AI-powered note-taking startup Granola continues to gather momentum, announcing today that it raised $43 million in a Series B funding round led by the venture firm NFDG, co-founded by Nat Friedman and Daniel Gross. The round brings Granola’s total funding to date up to $67 million and values the rapidly expanding company at approximately $250 million.
The latest investment round also attracted participation from previous investors Lightspeed and Spark, along with notable angel investors such as Guillermo Rauch from Vercel, Amjad Masad of Replit, Shopify’s Tobi Lütke, and Linear’s Karri Saarinen. This influx of capital positions Granola strongly as it pivots to capitalize on its widening popularity in professional and tech-centric communities.
Since launching just over a year ago, Granola has quickly evolved beyond its initial functionality—capturing automated notes from meetings. Users are now employing the app extensively for personal note-taking, enabling the platform’s AI features to parse and provide deeper insights across various content types. Co-founder Chris Pedragel explained that people increasingly keep Granola open throughout the workday, making it central to their workflows and personal productivity efforts, resulting in a 10% weekly growth rate since the product first debuted.
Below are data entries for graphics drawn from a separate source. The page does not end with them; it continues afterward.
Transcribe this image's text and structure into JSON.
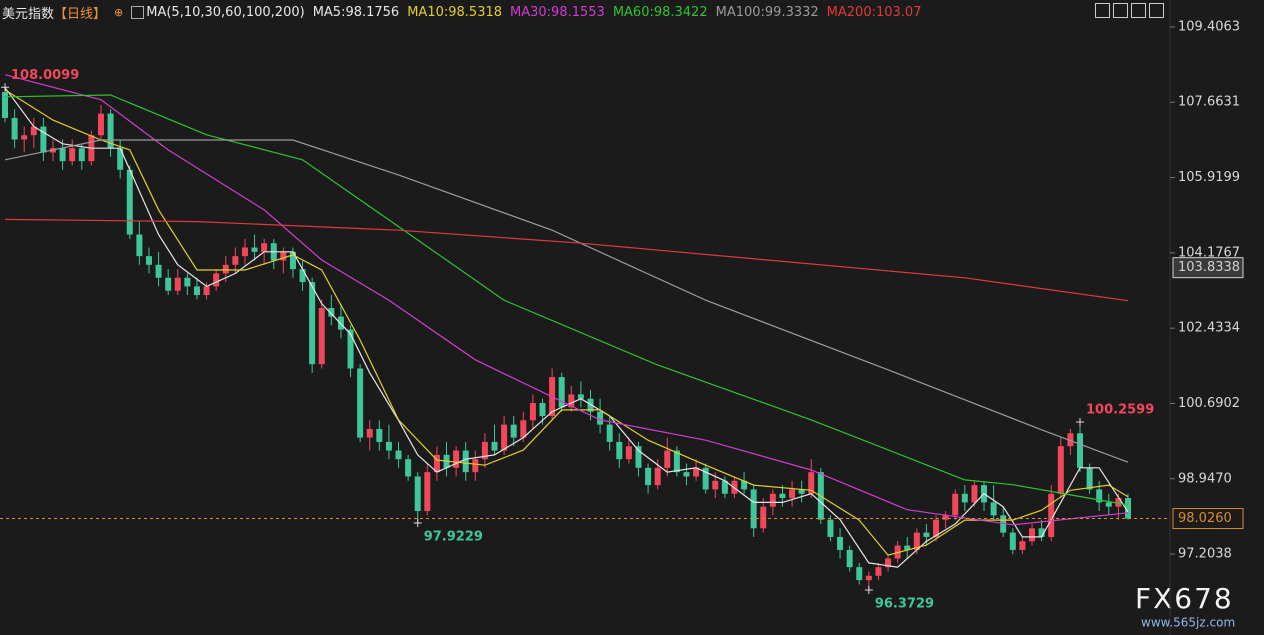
{
  "chart_data": {
    "type": "candlestick",
    "title": "美元指数",
    "period": "【日线】",
    "indicator": "MA(5,10,30,60,100,200)",
    "ylim": [
      95.33,
      110.03
    ],
    "yticks": [
      109.4063,
      107.6631,
      105.9199,
      104.1767,
      102.4334,
      100.6902,
      {
        "value": 98.947,
        "label": "98.9470"
      },
      97.2038
    ],
    "up_color": "#f0475a",
    "down_color": "#3fc69a",
    "candles": [
      [
        107.9,
        108.0099,
        107.2,
        107.3
      ],
      [
        107.3,
        107.5,
        106.6,
        106.8
      ],
      [
        106.8,
        107.1,
        106.5,
        106.9
      ],
      [
        106.9,
        107.3,
        106.6,
        107.1
      ],
      [
        107.1,
        107.3,
        106.3,
        106.5
      ],
      [
        106.5,
        106.8,
        106.3,
        106.6
      ],
      [
        106.6,
        106.8,
        106.1,
        106.3
      ],
      [
        106.3,
        106.8,
        106.2,
        106.6
      ],
      [
        106.6,
        106.7,
        106.1,
        106.3
      ],
      [
        106.3,
        107.0,
        106.2,
        106.9
      ],
      [
        106.9,
        107.6,
        106.8,
        107.4
      ],
      [
        107.4,
        107.5,
        106.4,
        106.6
      ],
      [
        106.6,
        106.8,
        105.9,
        106.1
      ],
      [
        106.1,
        106.2,
        104.5,
        104.6
      ],
      [
        104.6,
        104.9,
        103.9,
        104.1
      ],
      [
        104.1,
        104.3,
        103.7,
        103.9
      ],
      [
        103.9,
        104.2,
        103.4,
        103.6
      ],
      [
        103.6,
        103.8,
        103.2,
        103.3
      ],
      [
        103.3,
        103.8,
        103.2,
        103.6
      ],
      [
        103.6,
        103.7,
        103.2,
        103.4
      ],
      [
        103.4,
        103.6,
        103.1,
        103.2
      ],
      [
        103.2,
        103.5,
        103.1,
        103.4
      ],
      [
        103.4,
        103.8,
        103.3,
        103.7
      ],
      [
        103.7,
        104.1,
        103.5,
        103.9
      ],
      [
        103.9,
        104.3,
        103.7,
        104.1
      ],
      [
        104.1,
        104.5,
        103.9,
        104.3
      ],
      [
        104.3,
        104.6,
        104.0,
        104.2
      ],
      [
        104.2,
        104.5,
        103.9,
        104.4
      ],
      [
        104.4,
        104.5,
        103.8,
        104.0
      ],
      [
        104.0,
        104.3,
        103.7,
        104.2
      ],
      [
        104.2,
        104.3,
        103.6,
        103.8
      ],
      [
        103.8,
        104.0,
        103.3,
        103.5
      ],
      [
        103.5,
        103.6,
        101.4,
        101.6
      ],
      [
        101.6,
        103.1,
        101.5,
        102.9
      ],
      [
        102.9,
        103.2,
        102.5,
        102.7
      ],
      [
        102.7,
        103.0,
        102.2,
        102.4
      ],
      [
        102.4,
        102.5,
        101.3,
        101.5
      ],
      [
        101.5,
        101.6,
        99.8,
        99.9
      ],
      [
        99.9,
        100.3,
        99.6,
        100.1
      ],
      [
        100.1,
        100.3,
        99.6,
        99.8
      ],
      [
        99.8,
        100.2,
        99.4,
        99.6
      ],
      [
        99.6,
        99.8,
        99.2,
        99.4
      ],
      [
        99.4,
        99.5,
        98.9,
        99.0
      ],
      [
        99.0,
        99.1,
        97.9229,
        98.2
      ],
      [
        98.2,
        99.3,
        98.1,
        99.1
      ],
      [
        99.1,
        99.7,
        98.9,
        99.5
      ],
      [
        99.5,
        99.8,
        99.0,
        99.2
      ],
      [
        99.2,
        99.7,
        99.0,
        99.6
      ],
      [
        99.6,
        99.8,
        98.9,
        99.1
      ],
      [
        99.1,
        99.6,
        98.9,
        99.4
      ],
      [
        99.4,
        100.0,
        99.2,
        99.8
      ],
      [
        99.8,
        100.2,
        99.5,
        99.6
      ],
      [
        99.6,
        100.4,
        99.5,
        100.2
      ],
      [
        100.2,
        100.4,
        99.7,
        99.9
      ],
      [
        99.9,
        100.5,
        99.8,
        100.3
      ],
      [
        100.3,
        100.9,
        100.1,
        100.7
      ],
      [
        100.7,
        100.8,
        100.2,
        100.4
      ],
      [
        100.4,
        101.5,
        100.3,
        101.3
      ],
      [
        101.3,
        101.4,
        100.5,
        100.6
      ],
      [
        100.6,
        101.1,
        100.5,
        100.9
      ],
      [
        100.9,
        101.2,
        100.6,
        100.8
      ],
      [
        100.8,
        101.0,
        100.3,
        100.5
      ],
      [
        100.5,
        100.8,
        100.0,
        100.2
      ],
      [
        100.2,
        100.4,
        99.6,
        99.8
      ],
      [
        99.8,
        100.0,
        99.2,
        99.4
      ],
      [
        99.4,
        99.9,
        99.3,
        99.7
      ],
      [
        99.7,
        99.8,
        99.0,
        99.2
      ],
      [
        99.2,
        99.3,
        98.6,
        98.8
      ],
      [
        98.8,
        99.4,
        98.7,
        99.2
      ],
      [
        99.2,
        99.9,
        99.0,
        99.6
      ],
      [
        99.6,
        99.7,
        99.0,
        99.1
      ],
      [
        99.1,
        99.3,
        98.8,
        99.0
      ],
      [
        99.0,
        99.4,
        98.9,
        99.2
      ],
      [
        99.2,
        99.3,
        98.6,
        98.7
      ],
      [
        98.7,
        99.1,
        98.5,
        98.9
      ],
      [
        98.9,
        99.0,
        98.5,
        98.6
      ],
      [
        98.6,
        99.0,
        98.5,
        98.9
      ],
      [
        98.9,
        99.1,
        98.6,
        98.7
      ],
      [
        98.7,
        98.8,
        97.6,
        97.8
      ],
      [
        97.8,
        98.5,
        97.7,
        98.3
      ],
      [
        98.3,
        98.7,
        98.1,
        98.6
      ],
      [
        98.6,
        98.8,
        98.3,
        98.5
      ],
      [
        98.5,
        98.9,
        98.3,
        98.7
      ],
      [
        98.7,
        98.9,
        98.4,
        98.6
      ],
      [
        98.6,
        99.4,
        98.5,
        99.1
      ],
      [
        99.1,
        99.2,
        97.9,
        98.0
      ],
      [
        98.0,
        98.1,
        97.5,
        97.6
      ],
      [
        97.6,
        97.8,
        97.1,
        97.3
      ],
      [
        97.3,
        97.4,
        96.8,
        96.9
      ],
      [
        96.9,
        97.0,
        96.5,
        96.6
      ],
      [
        96.6,
        96.8,
        96.3729,
        96.7
      ],
      [
        96.7,
        97.0,
        96.6,
        96.9
      ],
      [
        96.9,
        97.2,
        96.8,
        97.1
      ],
      [
        97.1,
        97.5,
        97.0,
        97.4
      ],
      [
        97.4,
        97.6,
        97.1,
        97.3
      ],
      [
        97.3,
        97.8,
        97.2,
        97.7
      ],
      [
        97.7,
        97.9,
        97.4,
        97.6
      ],
      [
        97.6,
        98.1,
        97.5,
        98.0
      ],
      [
        98.0,
        98.2,
        97.8,
        98.1
      ],
      [
        98.1,
        98.7,
        98.0,
        98.6
      ],
      [
        98.6,
        98.8,
        98.2,
        98.4
      ],
      [
        98.4,
        98.9,
        98.3,
        98.8
      ],
      [
        98.8,
        98.9,
        98.2,
        98.4
      ],
      [
        98.4,
        98.8,
        98.0,
        98.1
      ],
      [
        98.1,
        98.3,
        97.6,
        97.7
      ],
      [
        97.7,
        97.8,
        97.2,
        97.3
      ],
      [
        97.3,
        97.6,
        97.2,
        97.5
      ],
      [
        97.5,
        97.9,
        97.4,
        97.8
      ],
      [
        97.8,
        98.0,
        97.5,
        97.6
      ],
      [
        97.6,
        98.8,
        97.5,
        98.6
      ],
      [
        98.6,
        99.9,
        98.5,
        99.7
      ],
      [
        99.7,
        100.1,
        99.5,
        100.0
      ],
      [
        100.0,
        100.2599,
        99.1,
        99.2
      ],
      [
        99.2,
        99.3,
        98.6,
        98.7
      ],
      [
        98.7,
        98.9,
        98.2,
        98.4
      ],
      [
        98.4,
        98.6,
        98.1,
        98.3
      ],
      [
        98.3,
        98.6,
        98.0,
        98.5
      ],
      [
        98.5,
        98.6,
        98.0,
        98.026
      ]
    ],
    "series": [
      {
        "name": "MA5",
        "label": "MA5:98.1756",
        "color": "#e6e6e6",
        "x": [
          0,
          3,
          6,
          9,
          12,
          14,
          16,
          18,
          21,
          24,
          27,
          30,
          33,
          36,
          38,
          41,
          43,
          45,
          48,
          51,
          54,
          57,
          60,
          63,
          66,
          69,
          72,
          75,
          78,
          81,
          84,
          87,
          90,
          93,
          96,
          99,
          102,
          104,
          106,
          108,
          110,
          112,
          114,
          117
        ],
        "values": [
          108.0,
          107.1,
          106.7,
          106.6,
          106.6,
          105.6,
          104.6,
          103.9,
          103.4,
          103.7,
          104.2,
          104.2,
          103.0,
          102.3,
          101.4,
          100.3,
          99.5,
          99.1,
          99.4,
          99.5,
          99.9,
          100.5,
          100.8,
          100.4,
          99.6,
          99.1,
          99.2,
          98.9,
          98.4,
          98.4,
          98.6,
          98.0,
          97.0,
          96.9,
          97.5,
          97.9,
          98.6,
          98.3,
          97.6,
          97.6,
          98.4,
          99.2,
          99.2,
          98.18
        ]
      },
      {
        "name": "MA10",
        "label": "MA10:98.5318",
        "color": "#e3cf2e",
        "x": [
          0,
          5,
          10,
          13,
          16,
          20,
          25,
          30,
          33,
          37,
          41,
          45,
          50,
          54,
          58,
          62,
          67,
          73,
          78,
          84,
          89,
          92,
          96,
          100,
          105,
          108,
          111,
          115,
          117
        ],
        "values": [
          107.95,
          107.25,
          106.79,
          106.56,
          105.17,
          103.78,
          103.78,
          104.13,
          103.78,
          102.16,
          100.31,
          99.38,
          99.26,
          99.61,
          100.54,
          100.54,
          99.84,
          99.26,
          98.8,
          98.68,
          97.99,
          97.18,
          97.41,
          97.99,
          97.99,
          98.22,
          98.68,
          98.8,
          98.53
        ]
      },
      {
        "name": "MA30",
        "label": "MA30:98.1553",
        "color": "#d33cd3",
        "x": [
          0,
          10,
          17,
          27,
          33,
          40,
          49,
          62,
          73,
          84,
          94,
          105,
          117
        ],
        "values": [
          108.3,
          107.72,
          106.56,
          105.17,
          104.01,
          103.08,
          101.7,
          100.31,
          99.84,
          99.15,
          98.23,
          97.88,
          98.16
        ]
      },
      {
        "name": "MA60",
        "label": "MA60:98.3422",
        "color": "#2ec42e",
        "x": [
          0,
          11,
          21,
          31,
          40,
          52,
          68,
          84,
          100,
          105,
          117
        ],
        "values": [
          107.79,
          107.83,
          106.91,
          106.33,
          104.94,
          103.08,
          101.58,
          100.31,
          98.92,
          98.81,
          98.34
        ]
      },
      {
        "name": "MA100",
        "label": "MA100:99.3332",
        "color": "#9a9a9a",
        "x": [
          0,
          10,
          30,
          41,
          57,
          73,
          92,
          108,
          117
        ],
        "values": [
          106.33,
          106.79,
          106.79,
          105.98,
          104.7,
          103.08,
          101.47,
          100.08,
          99.33
        ]
      },
      {
        "name": "MA200",
        "label": "MA200:103.07",
        "color": "#e03a3a",
        "x": [
          0,
          20,
          41,
          60,
          80,
          100,
          117
        ],
        "values": [
          104.95,
          104.9,
          104.7,
          104.4,
          104.0,
          103.6,
          103.07
        ]
      }
    ],
    "annotations": [
      {
        "value": 108.0099,
        "label": "108.0099"
      },
      {
        "value": 97.9229,
        "label": "97.9229"
      },
      {
        "value": 96.3729,
        "label": "96.3729"
      },
      {
        "value": 100.2599,
        "label": "100.2599"
      }
    ],
    "levels": [
      {
        "value": 98.026,
        "label": "98.0260",
        "color": "#e08a2c",
        "dashed": true
      },
      {
        "value": 103.8338,
        "color": "#d0d0d0",
        "dashed": false
      }
    ],
    "watermark": {
      "logo": "FX678",
      "site": "www.565jz.com"
    }
  }
}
Alongside the funding, Granola has unveiled new collaborative capabilities, expanding from a primarily individual-use application into a more team-oriented platform. These new features allow users to create shared folders and enable teams to collaboratively access transcripts, notes, and generated insights. Users can leverage this pooled content to ask Granola’s AI questions specific to the information stored in shared folders, enhancing the platform’s utility within larger organizations. Additionally, users can share meeting notes externally with non-Granola users, allowing them to interact directly with the app’s AI to draw deeper knowledge from meeting content.
Granola joins an increasingly competitive field that already includes established AI-driven productivity tools like Read AI, Fireflies, and Otter, each of which supports collaborative note sharing and integration features. Yet, according to Pedragel, Granola differentiates itself by providing users with a greater sense of personalization, control, and ongoing editability, presenting it as not merely a meeting transcription tool but a daily productivity space. He notes that Granola’s emphasis extends beyond simply capturing conversations—its goal is to become an integrated working environment.
Earlier this month, Granola also rolled out updates allowing users to query the AI chatbot with questions about all recorded sessions across their individual accounts, further bolstering its offering as a unified productivity hub.
The landscape of AI-powered productivity apps has grown significantly crowded lately, with major productivity platforms and competitors rapidly deploying transcription and collaboration enhancements. For instance, Notion recently announced a similar meeting transcribing feature to attract professional users. Nonetheless, Lightspeed investor Mike Mignano expresses strong confidence in Granola’s focused approach and carefully honed user experience. Mignano believes Granola’s unique mix of automated AI transcription and intuitive manual note management will actively build a powerful, sticky user base that benefits from broad and long-lasting network effects.